By Rentia Booysen, Westcon Director, Westcon-Comstor Southern Africa

In recent years, South Africa has experienced a surge in cyberattacks. From the local government, to government agencies and even large enterprises, there are numerous examples of how the country is now firmly in the crosshairs of global cybercriminals. Over the past decade, there have been 74 significant cyber incidents in the country. And that is not even considering the number of unreported data breaches that have taken place.

Even though many companies, both local and abroad, consider antivirus solutions as sufficiently ticking all the boxes when it comes to regulatory, governance, and compliance audits, practically, these offerings provide minimal real security benefits. Even though virtually every endpoint and server in the world run some form of antivirus, security breaches happen at breakneck speeds.

At the end of last year, the Information Regulator reported that 139 local businesses suffered a data breach since the Protection of Personal Information Act (POPIA) was enforced in July 2021. This is largely because companies have a false sense of security from their antivirus implementations. These traditional solutions are essentially signature-based security tools that focus on detecting and responding to known threats after they have already entered a network.

Experienced attackers can bypass antivirus with inexpensive, automated online tools that produce countless unique, unknown attacks. Ultimately, traditional antivirus is proving inadequate for protecting systems against security breaches. In today’s digital environment, companies need to protect themselves from both known and unknown cyberthreats. Prevention is the only effective, scalable, and sustainable way of reducing the frequency and impact of cyber breaches.

Here are ten requirements for securing the endpoints of the modern business beyond an antivirus solution.

1. Pre-emptively block known and unknown threats

According to security company Palo Alto Networks, organisations need to change their thinking regarding preventing security breaches. This requires a move from detecting and responding to incidents after they have already occurred to preventing security breaches from happening in the first place. In today’s hybrid world of work, endpoints must be protected regardless of whether they are online, offline, on-premises or off-site. A key step in accomplishing this is incorporating local and cloud-based threat analysis to detect and prevent unknown and evasive threats.

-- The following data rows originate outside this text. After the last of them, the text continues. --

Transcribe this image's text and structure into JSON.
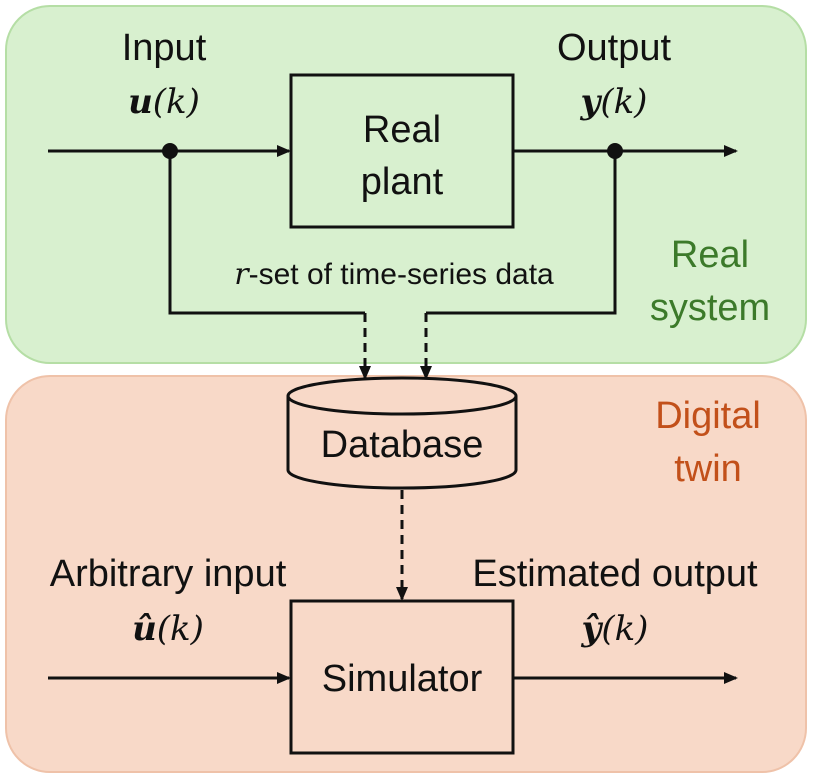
{
  "real_system": {
    "label_line1": "Real",
    "label_line2": "system",
    "color": "#3c7a2a",
    "fill": "#d8f0cf",
    "stroke": "#b5dea5"
  },
  "digital_twin": {
    "label_line1": "Digital",
    "label_line2": "twin",
    "color": "#c2501a",
    "fill": "#f8d9c8",
    "stroke": "#efc2a9"
  },
  "input": {
    "label": "Input",
    "var": "u",
    "arg": "(k)"
  },
  "output": {
    "label": "Output",
    "var": "y",
    "arg": "(k)"
  },
  "plant": {
    "line1": "Real",
    "line2": "plant"
  },
  "data_label": {
    "var": "r",
    "text": "-set of time-series data"
  },
  "database": {
    "label": "Database"
  },
  "arbitrary_input": {
    "label": "Arbitrary input",
    "var": "û",
    "arg": "(k)"
  },
  "estimated_output": {
    "label": "Estimated output",
    "var": "ŷ",
    "arg": "(k)"
  },
  "simulator": {
    "label": "Simulator"
  }
}
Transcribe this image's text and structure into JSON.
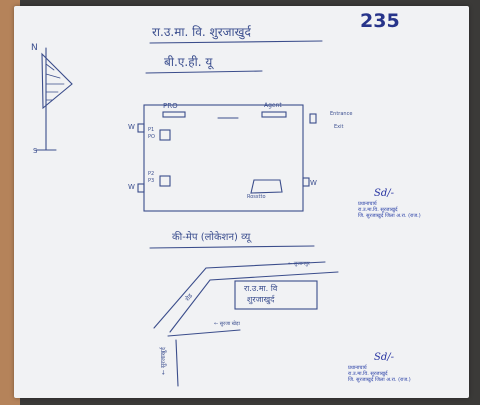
{
  "header": {
    "title_line": "रा.उ.मा. वि. शुरजाखुर्द",
    "subtitle_line": "बी.ए.ही. यू",
    "page_number": "235"
  },
  "compass": {
    "north_label": "N",
    "south_label": "S"
  },
  "floor_plan": {
    "label_pro": "PRO",
    "label_agent": "Agent",
    "label_entrance": "Entrance",
    "label_exit": "Exit",
    "label_p1_po": "P1\nPO",
    "label_p2_p3": "P2\nP3",
    "label_rossto": "Rosstto",
    "window_labels": [
      "W",
      "W",
      "W"
    ]
  },
  "location_section": {
    "title": "की-मेप (लोकेशन) व्यू",
    "school_box": "रा.उ.मा. वि\nशुरजाखुर्द",
    "road_top": "← सुजानपुर",
    "road_bottom": "← सुरजा खेड़ा",
    "road_diag": "रोड",
    "road_left": "← सुरजाखुर्द"
  },
  "stamps": [
    {
      "lines": [
        "प्रधानाचार्य",
        "रा.उ.मा.वि. सूरजाखुर्द",
        "जि. सुरजाखुर्द जिला अ.रा. (राज.)"
      ]
    },
    {
      "lines": [
        "प्रधानाचार्य",
        "रा.उ.मा.वि. सूरजाखुर्द",
        "जि. सुरजाखुर्द जिला अ.रा. (राज.)"
      ]
    }
  ]
}
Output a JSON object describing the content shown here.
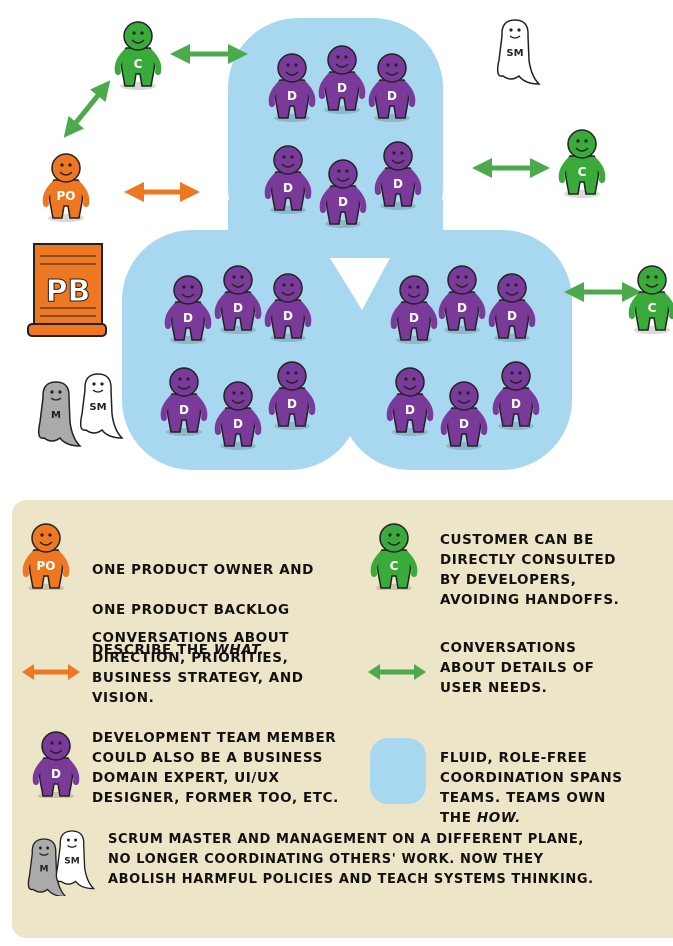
{
  "diagram": {
    "figures": {
      "product_owner": "PO",
      "customer": "C",
      "developer": "D",
      "scrum_master": "SM",
      "manager": "M",
      "backlog": "PB"
    }
  },
  "legend": {
    "po_text_line1": "ONE PRODUCT OWNER AND",
    "po_text_line2": "ONE PRODUCT BACKLOG",
    "po_text_line3_prefix": "DESCRIBE THE ",
    "po_text_line3_em": "WHAT.",
    "customer_text": "CUSTOMER CAN BE\nDIRECTLY CONSULTED\nBY DEVELOPERS,\nAVOIDING HANDOFFS.",
    "orange_arrow_text": "CONVERSATIONS ABOUT\nDIRECTION, PRIORITIES,\nBUSINESS STRATEGY, AND\nVISION.",
    "green_arrow_text": "CONVERSATIONS\nABOUT DETAILS OF\nUSER NEEDS.",
    "developer_text": "DEVELOPMENT TEAM MEMBER\nCOULD ALSO BE A BUSINESS\nDOMAIN EXPERT, UI/UX\nDESIGNER, FORMER TOO, ETC.",
    "blob_text_prefix": "FLUID, ROLE-FREE\nCOORDINATION SPANS\nTEAMS. TEAMS OWN\nTHE ",
    "blob_text_em": "HOW.",
    "sm_text": "SCRUM MASTER AND MANAGEMENT ON A DIFFERENT PLANE,\nNO LONGER COORDINATING OTHERS' WORK. NOW THEY\nABOLISH HARMFUL POLICIES AND TEACH SYSTEMS THINKING."
  },
  "colors": {
    "team_blob": "#a8d8ef",
    "developer": "#7a3a9a",
    "customer": "#3aaa3a",
    "product_owner": "#ee7722",
    "arrow_orange": "#ee7722",
    "arrow_green": "#4caa4c",
    "ghost": "#ffffff",
    "ghost_gray": "#aaaaaa",
    "legend_bg": "#ede5c8"
  }
}
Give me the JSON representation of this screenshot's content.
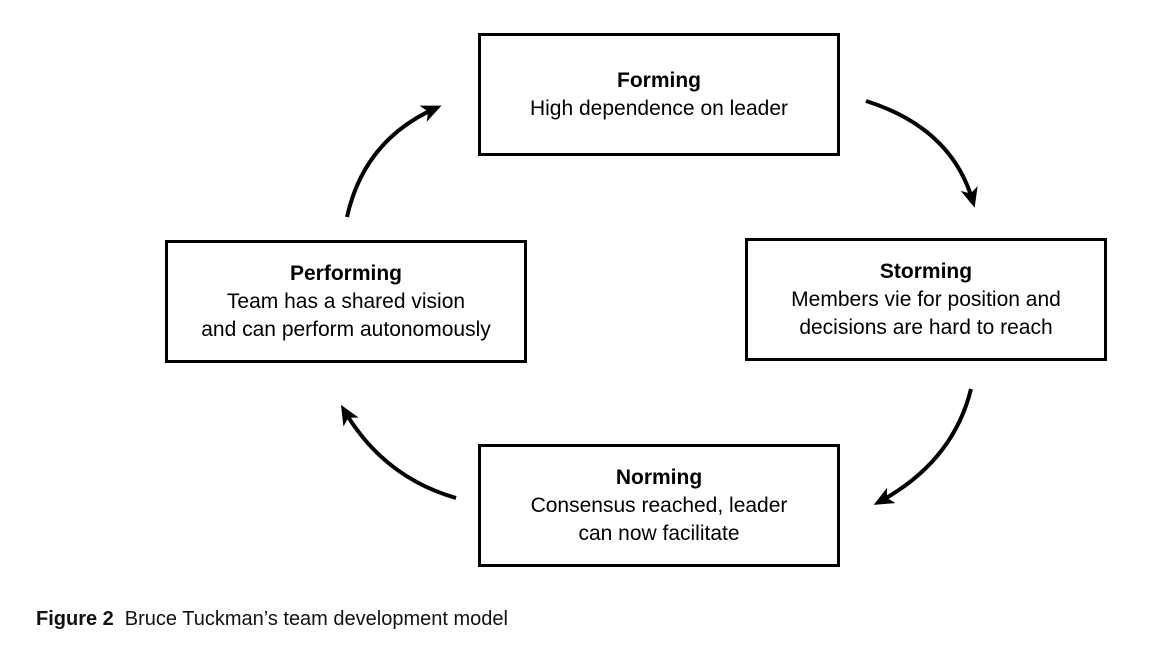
{
  "figure": {
    "caption_label": "Figure 2",
    "caption_text": "Bruce Tuckman’s team development model"
  },
  "stages": {
    "forming": {
      "title": "Forming",
      "description": "High dependence on leader"
    },
    "storming": {
      "title": "Storming",
      "description": "Members vie for position and\ndecisions are hard to reach"
    },
    "norming": {
      "title": "Norming",
      "description": "Consensus reached, leader\ncan now facilitate"
    },
    "performing": {
      "title": "Performing",
      "description": "Team has a shared vision\nand can perform autonomously"
    }
  },
  "cycle": {
    "order": [
      "Forming",
      "Storming",
      "Norming",
      "Performing"
    ],
    "arrows": [
      {
        "from": "Forming",
        "to": "Storming"
      },
      {
        "from": "Storming",
        "to": "Norming"
      },
      {
        "from": "Norming",
        "to": "Performing"
      },
      {
        "from": "Performing",
        "to": "Forming"
      }
    ]
  },
  "colors": {
    "background": "#ffffff",
    "box_border": "#000000",
    "text": "#000000",
    "arrow": "#000000"
  }
}
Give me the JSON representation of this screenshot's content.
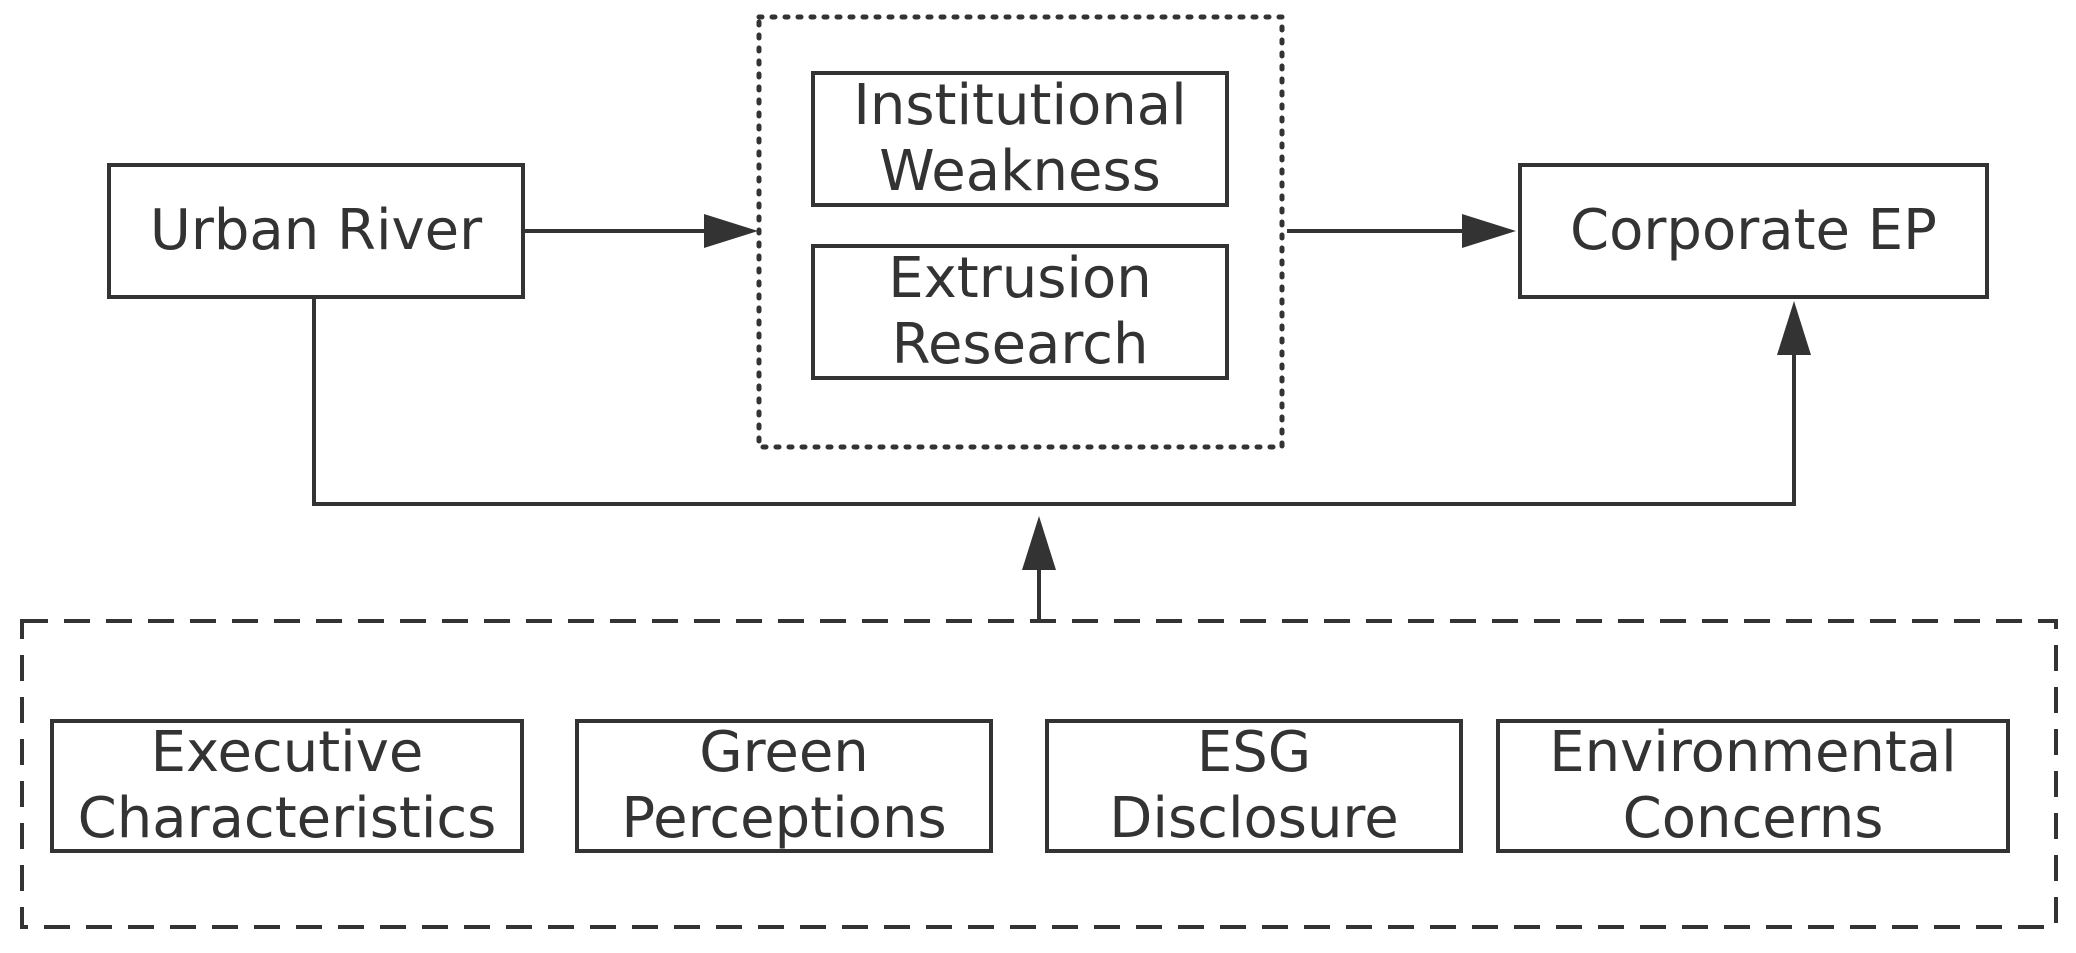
{
  "nodes": {
    "urban_river": {
      "lines": [
        "Urban River"
      ]
    },
    "corporate_ep": {
      "lines": [
        "Corporate EP"
      ]
    },
    "institutional_weakness": {
      "lines": [
        "Institutional",
        "Weakness"
      ]
    },
    "extrusion_research": {
      "lines": [
        "Extrusion",
        "Research"
      ]
    },
    "executive_characteristics": {
      "lines": [
        "Executive",
        "Characteristics"
      ]
    },
    "green_perceptions": {
      "lines": [
        "Green",
        "Perceptions"
      ]
    },
    "esg_disclosure": {
      "lines": [
        "ESG",
        "Disclosure"
      ]
    },
    "environmental_concerns": {
      "lines": [
        "Environmental",
        "Concerns"
      ]
    }
  },
  "groups": {
    "mediators": {
      "border_style": "dotted"
    },
    "moderators": {
      "border_style": "dashed"
    }
  },
  "colors": {
    "stroke": "#333333",
    "background": "#ffffff"
  }
}
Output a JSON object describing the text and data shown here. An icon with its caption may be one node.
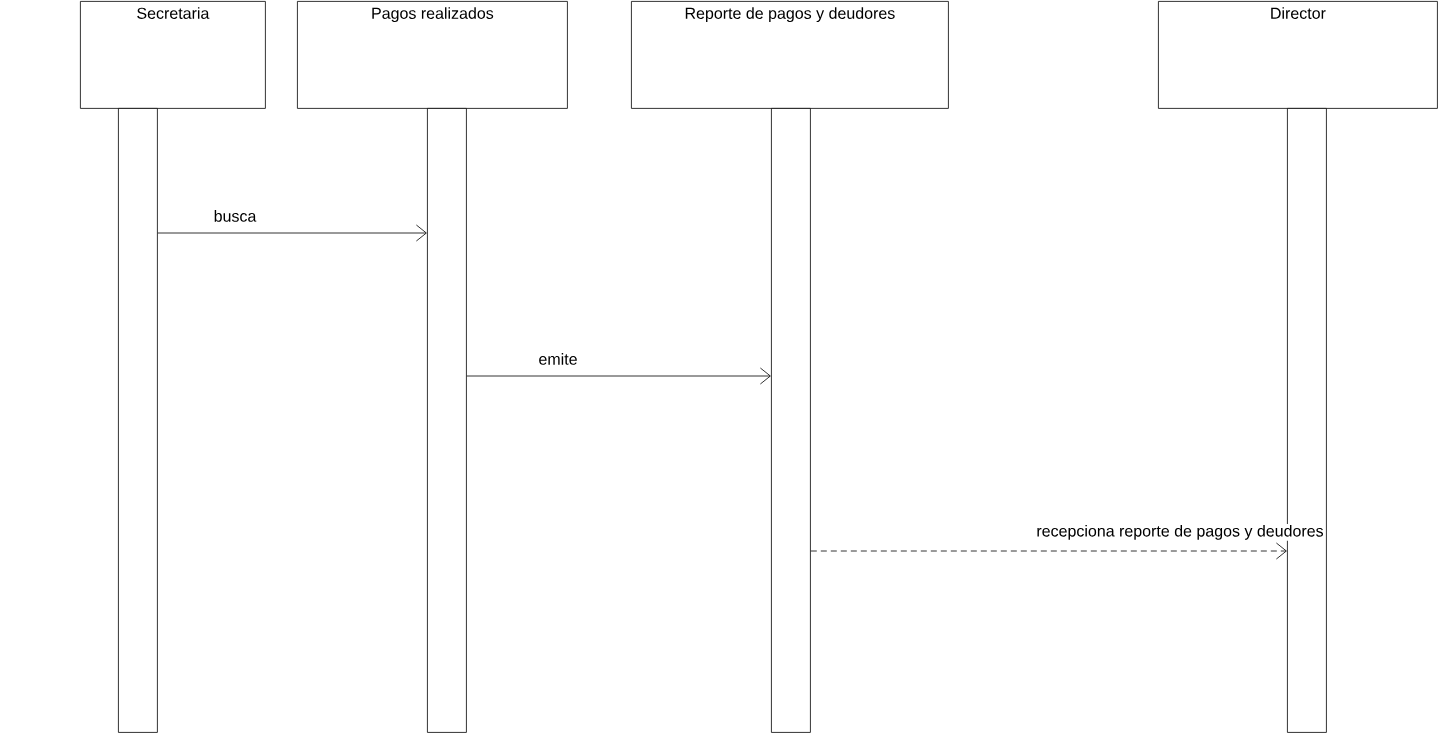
{
  "diagram": {
    "nodes": [
      {
        "text": [
          "Secretaria"
        ]
      },
      {
        "text": [
          "Pagos realizados"
        ]
      },
      {
        "text": [
          "Reporte de pagos y deudores"
        ]
      },
      {
        "text": [
          "Director"
        ]
      },
      {
        "text": [],
        "shape": "bar"
      },
      {
        "text": [],
        "shape": "bar"
      },
      {
        "text": [],
        "shape": "bar"
      },
      {
        "text": [],
        "shape": "bar"
      }
    ],
    "edges": [
      {
        "from": 4,
        "to": 5,
        "arrow": "to",
        "label": "busca"
      },
      {
        "from": 5,
        "to": 6,
        "arrow": "to",
        "label": "emite"
      },
      {
        "from": 6,
        "to": 7,
        "arrow": "to",
        "label": "recepciona reporte de pagos y deudores",
        "style": "dashed"
      }
    ]
  }
}
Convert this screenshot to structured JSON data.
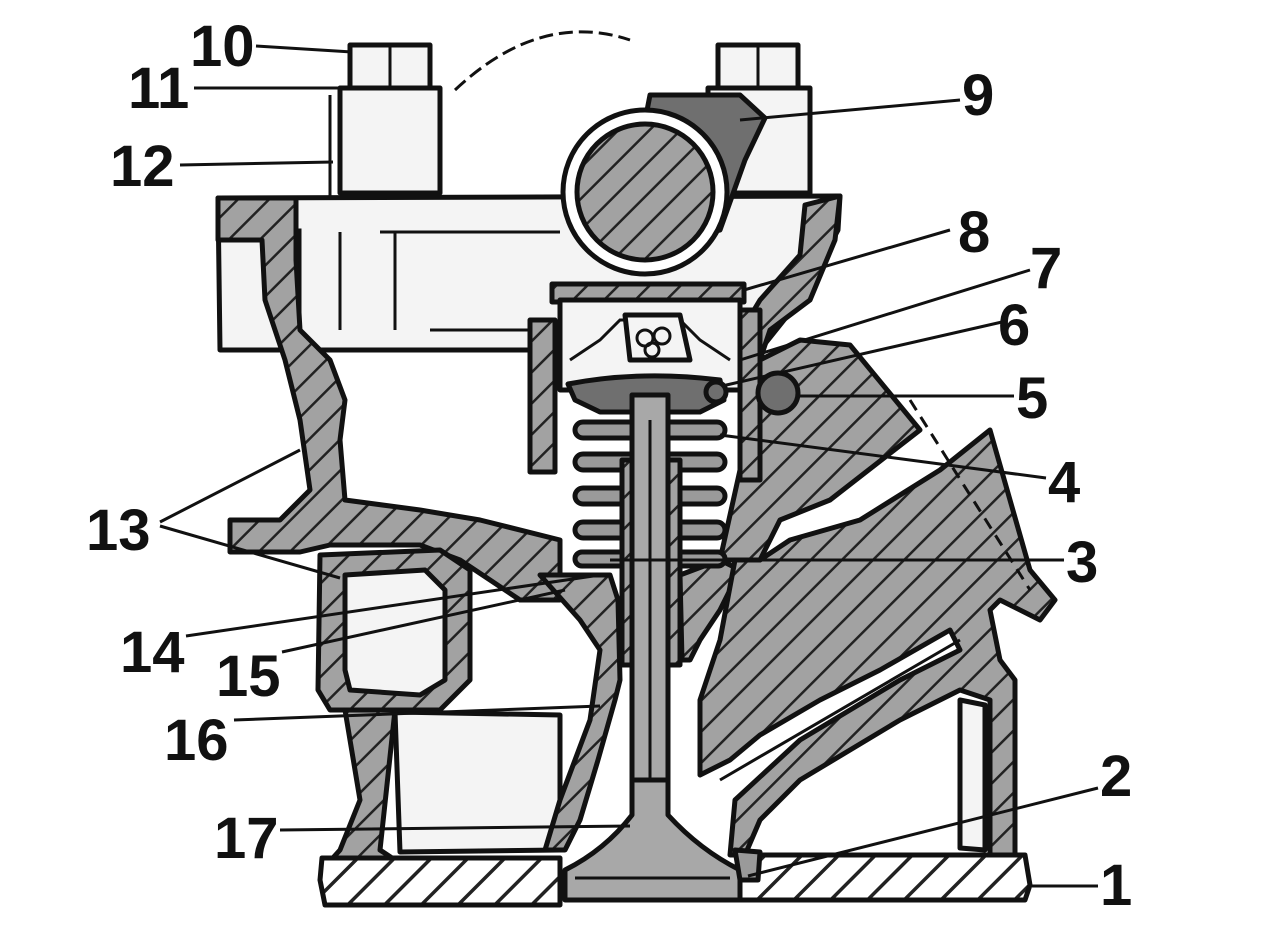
{
  "callouts": [
    {
      "id": "1",
      "label": "1"
    },
    {
      "id": "2",
      "label": "2"
    },
    {
      "id": "3",
      "label": "3"
    },
    {
      "id": "4",
      "label": "4"
    },
    {
      "id": "5",
      "label": "5"
    },
    {
      "id": "6",
      "label": "6"
    },
    {
      "id": "7",
      "label": "7"
    },
    {
      "id": "8",
      "label": "8"
    },
    {
      "id": "9",
      "label": "9"
    },
    {
      "id": "10",
      "label": "10"
    },
    {
      "id": "11",
      "label": "11"
    },
    {
      "id": "12",
      "label": "12"
    },
    {
      "id": "13",
      "label": "13"
    },
    {
      "id": "14",
      "label": "14"
    },
    {
      "id": "15",
      "label": "15"
    },
    {
      "id": "16",
      "label": "16"
    },
    {
      "id": "17",
      "label": "17"
    }
  ],
  "colors": {
    "ink": "#111111",
    "section_fill": "#9a9a9a",
    "cam_lobe": "#6f6f6f",
    "background": "#ffffff"
  }
}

2. Have no negative impact on user productivity

Of course, having an advanced endpoint security solution in place means little if users get bogged down in its management. Employees must be able to focus on their responsibilities rather than worry about security patches and updates.

3. Turn threat intelligence into prevention automatically

Threat intelligence gathered from within the organisation and using third-party intelligence service providers, and public threat intelligence-sharing constructs can significantly strengthen the company’s endpoint real estate. Automation must correlate the data, identify indicators of compromise, create protections, and push these out throughout the business endpoint footprint.

4. Protect all applications

Security flaws or bugs in applications provide cybercriminals with a large attack surface that traditional antivirus solutions do not protect. An effectivity security infrastructure must provide complete protection against exploits for all applications, whether developed in-house or third-party solutions.

5. Security cannot impact system performance

Just like endpoint protection cannot negatively affect users, it can also not put a strain on system resources. Modern cybersecurity must be lightweight enough not to require significant system resources.

6. Keep legacy systems secure

If there is one thing many local companies can relate to is trying to balance modern applications with legacy infrastructure. This is even more of a concern regarding software and hardware that have moved out of support. Therefore, a complete endpoint security solution must support these ‘unpatchable’ systems by preventing the exploitation of software vulnerabilities, known or unknown, regardless of the availability or application of security patches.

7. Be enterprise-ready

Palo Alto Networks also advises that those security solutions that replace traditional antivirus offerings must be scalable, flexible, and manageable enough to deploy in an enterprise environment. It cannot be overly restrictive to limit business innovation, while it should also be easy to manage across different divisions and geographies.

8. Adhere to regulatory requirements

With the likes of the Protection of Personal Information Act and the General Data Protection Regulation to consider, cybersecurity solutions must ensure the necessary compliance measures are managed.

9. Provide independent verification as an antivirus replacement

Any security product that aims to replace legacy antivirus should have had its performance reviewed and validated by an independent third party. The availability of independent reviews is essential for identifying an industry-accepted solution.

10. Receive recognition from a top-tier industry analyst and/or research firm

Similarly, if the endpoint security solution receives recognition by a respected analyst or research firm, it shows that it meets a standard set of viability requirements which are essential for effective defence.

Modern South African organisations need to move away from a traditional antivirus solution mindset. Today, it is about proactive defence and securing all endpoints that link to the organisational back-end environment.